I am exploring my options for my return flight home from Puerto Rico.  I can return with a 4 hour layover at STT.  Is this enough time to leave the airport and do a little sightseeing? As a US citizen I believe this would be treated as a domestic flight.  All suggestions welcome


----------



## DavidnRobin (Feb 26, 2015)

You are flying from another island to STT - and then to Puerto Rico?  Generally it is PR that is the hub.

If you truly have 4 hours on StT, and can leave the airport - then have a taxi-bus either take you into Charlotte Amalie for shopping and food. There is a great PR restaurant in CA (look on Yelp), or if you are into the beaches - check out Megans Bay and/or a tour of that side of the island.

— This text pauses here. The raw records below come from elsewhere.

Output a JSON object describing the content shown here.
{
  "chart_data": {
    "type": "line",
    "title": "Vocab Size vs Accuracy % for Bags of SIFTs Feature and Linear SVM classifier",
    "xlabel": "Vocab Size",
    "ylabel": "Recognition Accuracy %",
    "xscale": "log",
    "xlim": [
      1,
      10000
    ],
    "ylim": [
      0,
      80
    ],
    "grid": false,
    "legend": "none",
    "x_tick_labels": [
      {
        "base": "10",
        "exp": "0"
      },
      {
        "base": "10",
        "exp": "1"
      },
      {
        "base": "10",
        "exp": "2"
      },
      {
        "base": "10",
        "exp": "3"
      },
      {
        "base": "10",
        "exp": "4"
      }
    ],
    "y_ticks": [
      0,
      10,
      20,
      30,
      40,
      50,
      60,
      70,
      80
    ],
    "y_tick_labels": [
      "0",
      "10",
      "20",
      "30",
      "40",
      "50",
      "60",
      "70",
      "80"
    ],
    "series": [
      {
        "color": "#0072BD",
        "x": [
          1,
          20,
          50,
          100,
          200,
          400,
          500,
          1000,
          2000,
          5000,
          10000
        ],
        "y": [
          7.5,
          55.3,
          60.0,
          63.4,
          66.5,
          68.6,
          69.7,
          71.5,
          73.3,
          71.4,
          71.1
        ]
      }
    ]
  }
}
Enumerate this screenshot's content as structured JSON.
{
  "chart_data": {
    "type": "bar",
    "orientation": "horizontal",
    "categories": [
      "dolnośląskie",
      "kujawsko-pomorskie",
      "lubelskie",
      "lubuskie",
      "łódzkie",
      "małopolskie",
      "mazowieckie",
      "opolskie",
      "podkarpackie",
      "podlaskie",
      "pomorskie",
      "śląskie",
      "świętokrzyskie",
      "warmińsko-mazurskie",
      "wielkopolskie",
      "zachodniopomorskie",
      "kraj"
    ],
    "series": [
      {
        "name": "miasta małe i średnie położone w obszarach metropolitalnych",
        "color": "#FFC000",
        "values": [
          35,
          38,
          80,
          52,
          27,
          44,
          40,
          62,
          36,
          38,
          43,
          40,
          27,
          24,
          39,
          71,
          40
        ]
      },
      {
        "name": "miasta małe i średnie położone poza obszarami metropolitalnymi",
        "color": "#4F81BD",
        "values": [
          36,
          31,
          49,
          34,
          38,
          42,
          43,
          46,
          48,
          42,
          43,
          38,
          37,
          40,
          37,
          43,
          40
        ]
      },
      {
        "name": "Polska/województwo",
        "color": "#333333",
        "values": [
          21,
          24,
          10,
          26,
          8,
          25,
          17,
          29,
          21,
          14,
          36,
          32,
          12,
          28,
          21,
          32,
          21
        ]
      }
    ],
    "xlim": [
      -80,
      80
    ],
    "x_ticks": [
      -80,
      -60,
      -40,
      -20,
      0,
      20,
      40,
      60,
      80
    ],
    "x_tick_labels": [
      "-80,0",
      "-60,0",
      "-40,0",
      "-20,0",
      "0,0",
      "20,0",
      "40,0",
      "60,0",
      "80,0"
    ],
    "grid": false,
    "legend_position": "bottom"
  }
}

This may be better to post on the Carib forum.


----------



## dioxide45 (Feb 26, 2015)

Is a four hour layover really enough? That isn't a lot of time. Given the additional customs clearance required in St Thomas back to the mainland, you would barely get out of the airport to your destination and you will need to turn around to get back, clear customs and security to make your flight. Get stuck in traffic on a busy cruise ship day and you might be in trouble.


----------



## GrayFal (Feb 27, 2015)

It is very easy getting out of STT airport but getting back IN can take a long time. We have friends last winter that missed their outbound flights even with arriving 2.5 hours ahead. 
If you could get a 6 hour stopover, not traveling in the winter and were traveling during the week then maybe it is doable. 
Otherwise, not enough time.


----------



## amanda14 (Feb 27, 2015)

Agree, very slow getting back in and I'm not sure Charlotte Amalie is worth it to do, then again the airport could be maddening after 4 hours.  Makes NY airports seem on the cutting edge.


----------



## hcarman (Feb 27, 2015)

There is a hotel right next to the airport that has a beach area - even with a short amount of time, you could probably go over there and chill for awhile at the beach or pool - maybe get a bite to eat.


----------



## DavidnRobin (Feb 27, 2015)

hcarman said:


> There is a hotel right next to the airport that has a beach area - even with a short amount of time, you could probably go over there and chill for awhile at the beach or pool - maybe get a bite to eat.



This is what I would do if I had 4 hours to kill, but I would have beach gear and ability to rinse off before heading back to STT.  If, of course, there is no huge wait to go back thru Customs/Immigration.
Generally, on Fridays (in mid-June) when we go in/out of STT it is pretty fast to get thru (~30mins), and no cruise ships in town - so we show up around 90 mins before (w/ 2 checkin bags) - but we also use a Porter.

We did get denied boarding once - the day AA switched over to charging for bags (returning from our 2-week vacation on StJ) - and it was chaos. 90 mins early - and no chance - luggage tags went on forever (USVI at its best…). Luckily, Westin St John was partly to blame (ferry issue), and they put us up free for 3 nights (in a 3Bd private pool villa) since we couldn't get an AA flight out until Monday. So, it turned into a blessing in disguise… 

This really should be on Carib forum...


----------